Sebelumnya, Kosmas K Gae telah dijatuhi sanksi pemecatan dalam sidang etik yang digelar pada 3 September 2025. Sedangkan Bripka Rohmad mendapat sanksi demosi selama tujuh tahun. Keputusan ini menunjukkan bahwa pihak KKEP sangat serius dalam menindaklanjuti pelanggaran etika yang dilakukan oleh anggota polisi, terutama dalam kasus penabrakan yang melibatkan personel Brimob.
Proses Sidang Etik yang Berlangsung Secara Transparan
Sidang etik yang dilaksanakan oleh Komisi Kode Etik Polri dilakukan dengan transparan dan sesuai dengan mekanisme yang telah ditetapkan. Setiap personel yang terlibat dalam pelanggaran etika diberikan kesempatan untuk menjelaskan perbuatannya di hadapan sidang. Dengan demikian, putusan yang diberikan dianggap adil dan objektif.
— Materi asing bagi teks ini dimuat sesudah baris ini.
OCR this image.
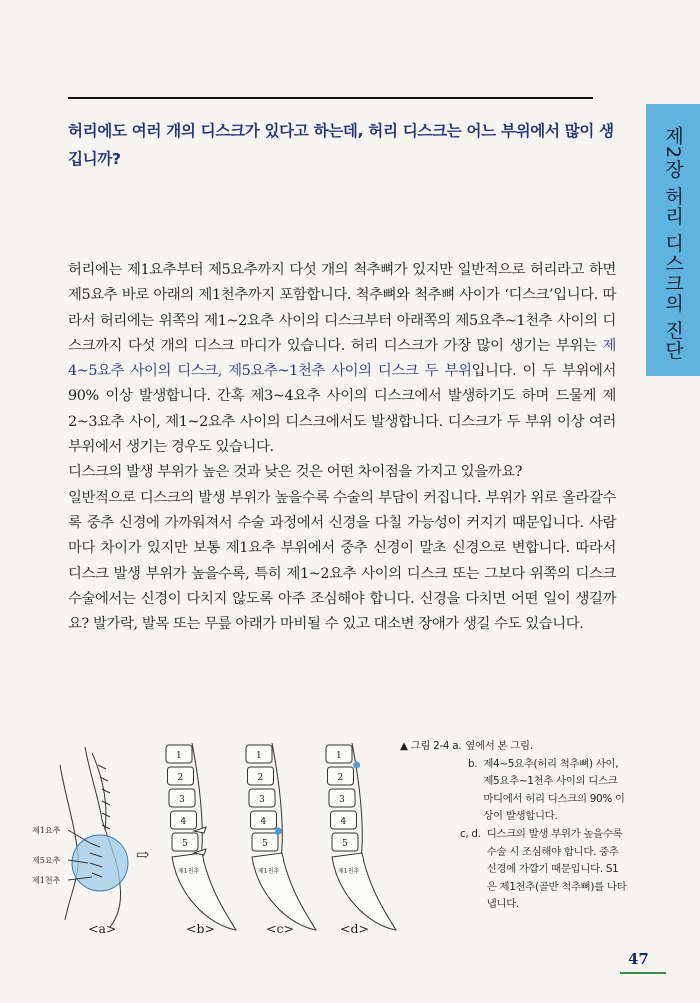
제2장 허리 디스크의 진단
허리에도 여러 개의 디스크가 있다고 하는데, 허리 디스크는 어느 부위에서 많이 생깁니까?

허리에는 제1요추부터 제5요추까지 다섯 개의 척추뼈가 있지만 일반적으로 허리라고 하면 제5요추 바로 아래의 제1천추까지 포함합니다. 척추뼈와 척추뼈 사이가 ‘디스크’입니다. 따라서 허리에는 위쪽의 제1~2요추 사이의 디스크부터 아래쪽의 제5요추~1천추 사이의 디스크까지 다섯 개의 디스크 마디가 있습니다. 허리 디스크가 가장 많이 생기는 부위는 제4~5요추 사이의 디스크, 제5요추~1천추 사이의 디스크 두 부위입니다. 이 두 부위에서 90% 이상 발생합니다. 간혹 제3~4요추 사이의 디스크에서 발생하기도 하며 드물게 제2~3요추 사이, 제1~2요추 사이의 디스크에서도 발생합니다. 디스크가 두 부위 이상 여러 부위에서 생기는 경우도 있습니다.

디스크의 발생 부위가 높은 것과 낮은 것은 어떤 차이점을 가지고 있을까요?

일반적으로 디스크의 발생 부위가 높을수록 수술의 부담이 커집니다. 부위가 위로 올라갈수록 중추 신경에 가까워져서 수술 과정에서 신경을 다칠 가능성이 커지기 때문입니다. 사람마다 차이가 있지만 보통 제1요추 부위에서 중추 신경이 말초 신경으로 변합니다. 따라서 디스크 발생 부위가 높을수록, 특히 제1~2요추 사이의 디스크 또는 그보다 위쪽의 디스크 수술에서는 신경이 다치지 않도록 아주 조심해야 합니다. 신경을 다치면 어떤 일이 생길까요? 발가락, 발목 또는 무릎 아래가 마비될 수 있고 대소변 장애가 생길 수도 있습니다.

제1요추
제5요추
제1천추
⇨
1
2
3
4
5
제1천추
1
2
3
4
5
제1천추
1
2
3
4
5
제1천추
<a>	<b>	<c>	<d>
▲ 그림 2-4 a. 옆에서 본 그림.
b. 제4~5요추(허리 척추뼈) 사이, 제5요추~1천추 사이의 디스크 마디에서 허리 디스크의 90% 이상이 발생합니다.
c, d. 디스크의 발생 부위가 높을수록 수술 시 조심해야 합니다. 중추 신경에 가깝기 때문입니다. S1은 제1천추(골반 척추뼈)를 나타냅니다.
47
Selain sanksi berupa permintaan maaf dan patsus, para pelanggar juga dapat dikenai sanksi lainnya, seperti penurunan pangkat atau pemecatan, tergantung dari tingkat keparahan pelanggaran. Hal ini bertujuan untuk menjaga kedisiplinan dan integritas profesi polisi.
Proses sidang etik ini juga menjadi bentuk evaluasi terhadap perilaku anggota polisi agar tetap menjunjung nilai-nilai etika dan profesionalisme. Dengan adanya sanksi yang jelas, diharapkan mampu mencegah terulangnya kejadian serupa di masa depan.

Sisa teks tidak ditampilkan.